As only 16 papers were presented the conference was not split into concurrent sessions, thereby avoiding the dilemma of choosing which session to attend. This also helped to foster a group spirit. This, combined with the relative youth of most presenters and discussants, helped to ensure that the conference was a more light hearted affair than the larger ISNIE conference.
As with the other conferences one of the major benefits was the cross fertilization of ideas from other disciplines. Whilst it was difficult for me to understand some of the papers that were grounded in econometrics there were a group of papers that were particularly related to my interest in legal pluralism and which deserve particular mention. Angela Stanton’s paper titled ‘A model for trust and reciprocity’ was grounded in the new field of neuro-economics. Whilst her research approach is very different to that used by lawyers, the basic question of how social context trust (or trust within interpersonal relationships) is established and how this influences individuals behaviours is very relevant to questions of the extent to which individuals use law to order interpersonal relationships. Marina Dodlova’s paper titled ‘Gift-exchange in sustaining bureaucracies’ explored similar issues, although from a different theoretical perspective and may also help lawyers to understand how interpersonal relationships may undermine or alter the rules laid down by the formal legal system. Finally Arina Matvejeva’s paper titled ‘Patent Rights Index in Countries in Transition’ built up a model for indexing formal laws relating to patents in different countries. This approach could be used for comparing formal laws across countries in a number of areas. At the University of the South Pacific, where our examination of the formal laws is necessarily comparative, this analytical tool could be particularly helpful.

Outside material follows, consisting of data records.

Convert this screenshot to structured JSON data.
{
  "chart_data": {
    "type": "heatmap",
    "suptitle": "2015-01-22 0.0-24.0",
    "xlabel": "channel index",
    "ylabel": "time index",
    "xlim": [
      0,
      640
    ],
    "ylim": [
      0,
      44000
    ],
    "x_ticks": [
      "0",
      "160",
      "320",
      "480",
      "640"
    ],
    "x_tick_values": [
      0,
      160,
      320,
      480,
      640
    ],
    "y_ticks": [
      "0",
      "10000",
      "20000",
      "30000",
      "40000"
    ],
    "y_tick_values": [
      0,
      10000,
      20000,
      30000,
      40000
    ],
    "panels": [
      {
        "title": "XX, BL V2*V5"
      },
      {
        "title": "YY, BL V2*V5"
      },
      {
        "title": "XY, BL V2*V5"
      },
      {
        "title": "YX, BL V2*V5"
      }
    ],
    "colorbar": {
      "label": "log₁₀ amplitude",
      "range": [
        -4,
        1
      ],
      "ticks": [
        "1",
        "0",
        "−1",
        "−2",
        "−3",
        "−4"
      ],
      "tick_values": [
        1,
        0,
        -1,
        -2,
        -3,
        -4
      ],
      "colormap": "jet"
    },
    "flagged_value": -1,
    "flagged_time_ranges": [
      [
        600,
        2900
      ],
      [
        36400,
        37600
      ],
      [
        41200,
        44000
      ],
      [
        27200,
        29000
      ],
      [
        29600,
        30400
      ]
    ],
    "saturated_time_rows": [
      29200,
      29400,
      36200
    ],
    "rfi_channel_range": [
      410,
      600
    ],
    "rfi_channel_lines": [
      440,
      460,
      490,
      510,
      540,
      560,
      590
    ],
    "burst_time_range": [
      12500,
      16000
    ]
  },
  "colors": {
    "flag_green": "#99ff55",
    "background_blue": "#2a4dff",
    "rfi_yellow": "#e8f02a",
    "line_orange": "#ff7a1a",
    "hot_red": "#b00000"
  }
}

Attending all three events was somewhat like running a marathon and by the end of the Thinking and Doing Conference the group of people who had started at the Ronald Coase Institute and attended all three events were somewhat overloaded. However, the opportunity to listen to and work with such a large group of outstanding scholars does not come along often, and nor does the opportunity to have your own work thoroughly critiqued. I came away from these events enthused by the possibilities offered by NIE as a discipline and with a list of future research projects. In 2007 the Ronald Coase Institute Workshop on Institutional Analysis, and the 11th Annual ISNIE Conference and the 2nd Thinking and Doing Conference will be held from June 16 - 25 in Reykjavik, Iceland. Researchers looking for interdisciplinary approaches for understanding the interaction between law, society and development in the Pacific should find real value in these events.
[∗] Lecturer in law, University of the South Pacific. I was able to attend these events through the awarding of a fellowship by the Ronald Coase Institute and through partial funding by the USP School of Law. I gratefully acknowledge both of these sources of support.
 Links to websites, which provide papers and other information about each event, have been included (click on headings). If there is further information I can provide my email is Jowitt_a(at)vanuatu.usp.ac.fj.
 The full list of faculty were Alexandra Benham, Lee Benham, Sebastián Galiani, Scott Gehlbach, Philip Keefer, Zeny Kranzer, Gary Libecap, Claude Ménard, Henry Mohrman, Douglass North, John Nye, Mary Shirley, Alberto Simpser, Oliver Williamson, and Decio Zylbersztajn.